The customers clearly think so, too. “This concept has become a real contributor to the bottom line. We have increased and renewed our fleet as a result of its popularity,” reports Glas-Crommert.
Yet another reason for the company’s success – and this is something about which the captains of this ship speak often and with great fondness – is its people. “Our success is thanks to a team effort; this is not a one-man show,” insists Friberg. “We have well-motivated staff who work hard, but also have fun. We should not forget that part. Some people spend 12 to 15 hours a day at work, so the fun element is very important.”
Friberg says that staff members are not micromanaged. “We dedicate jobs to people – and then trust that it’s going to be done. We find that the team responds well to that management style. They rise above expectations.”
In fact, staff morale and employee satisfaction is at an all-time high. “Everyone is proud to be part of this organisation and to represent the company,” reveals Glas-Crommert.
It all sounds just peachy – because, in fact, it is. Where to from now? Lehtiö is expecting business conditions to remain tough – but he’s not particularly fussed about this. “I arrived in Russia during tough times; I don’t fear them. It’s a little bit too easy when the market is good; you can become lazy. You can make a bigger difference in tough times. Scania rises to the fore when times are tough; we will fight together with the customers and help them,” he reveals.
Erasmus is determined to get even closer to customers. “We are establishing a customer care department made up of field service agents. These people will have a lot more interaction with the operations, servicing and workshop staff.
“We don’t only want to interact at CEO level; we want to know what is going well – or badly – at the coalface, because those people are the custodians of the customers’ happiness or dissatisfaction with the brand,” he maintains.
Like Lehtiö, he says that tough times represent opportunities. “Now is the time to listen to the frustrations of customers more so than ever before. They knuckle down when times are bad; that’s when they really worry about fuel consumption, uptime and turnaround times at the servicing facilities. In the good times, operators can lose sight of the niggly issues,” he points out.
In 2017, customers will truly see that Scania is their partner. “We have always said this. Now they will see it and feel it. Customers want to see tangible action – and that’s precisely what we’re giving them,” says Erasmus.
Friberg says: “It will be a case of business as usual in 2017. We won’t make any major changes within the sales department because we have a concept that is working.

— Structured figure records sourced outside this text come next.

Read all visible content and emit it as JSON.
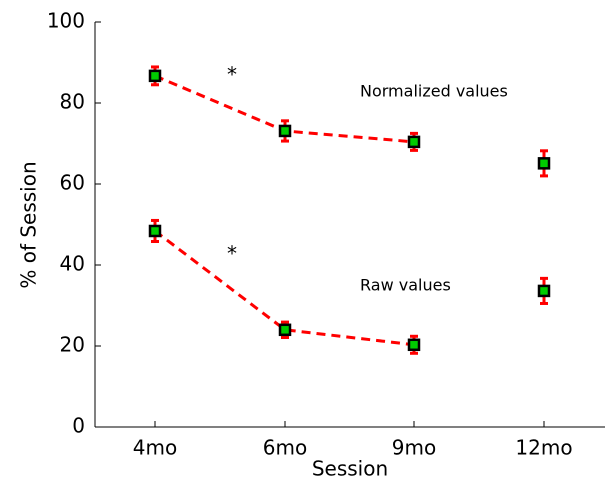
{
  "chart_data": {
    "type": "errorbar",
    "xlabel": "Session",
    "ylabel": "% of Session",
    "categories": [
      "4mo",
      "6mo",
      "9mo",
      "12mo"
    ],
    "series": [
      {
        "name": "Normalized values",
        "color": "#ff0000",
        "marker_color": "#00cc00",
        "values": [
          86.7,
          73.1,
          70.4,
          65.1
        ],
        "errors": [
          2.2,
          2.5,
          2.1,
          3.1
        ],
        "connect": [
          true,
          true,
          true,
          false
        ]
      },
      {
        "name": "Raw values",
        "color": "#ff0000",
        "marker_color": "#00cc00",
        "values": [
          48.4,
          24.0,
          20.3,
          33.6
        ],
        "errors": [
          2.6,
          1.9,
          2.1,
          3.1
        ],
        "connect": [
          true,
          true,
          true,
          false
        ]
      }
    ],
    "annotations": [
      "*",
      "*"
    ],
    "ylim": [
      0,
      100
    ],
    "yticks": [
      0,
      20,
      40,
      60,
      80,
      100
    ],
    "grid": false
  }
}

However, we will employ more sales representatives in order to increase our customer focus. Other than that, we’re going to keep up the good work,” he reports.
Glas-Crommert says that the company will try to promote a greater understanding of the total cost of ownership (TCO) in 2017. “It’s important to communicate this message to customers – especially budding entrepreneurs.
“Furthermore, we will continue to invest in training, the rental business and other areas of the company that require investment. We want to sustain our position, and grow it if possible. One thing is certain: we’re not intending to go back to a seven or eight percent market share.”
With Scania’s product offering, its focus on customer service and holistic range of service offerings, there can be little doubt that it will be a case of onwards and upwards for this innovative company.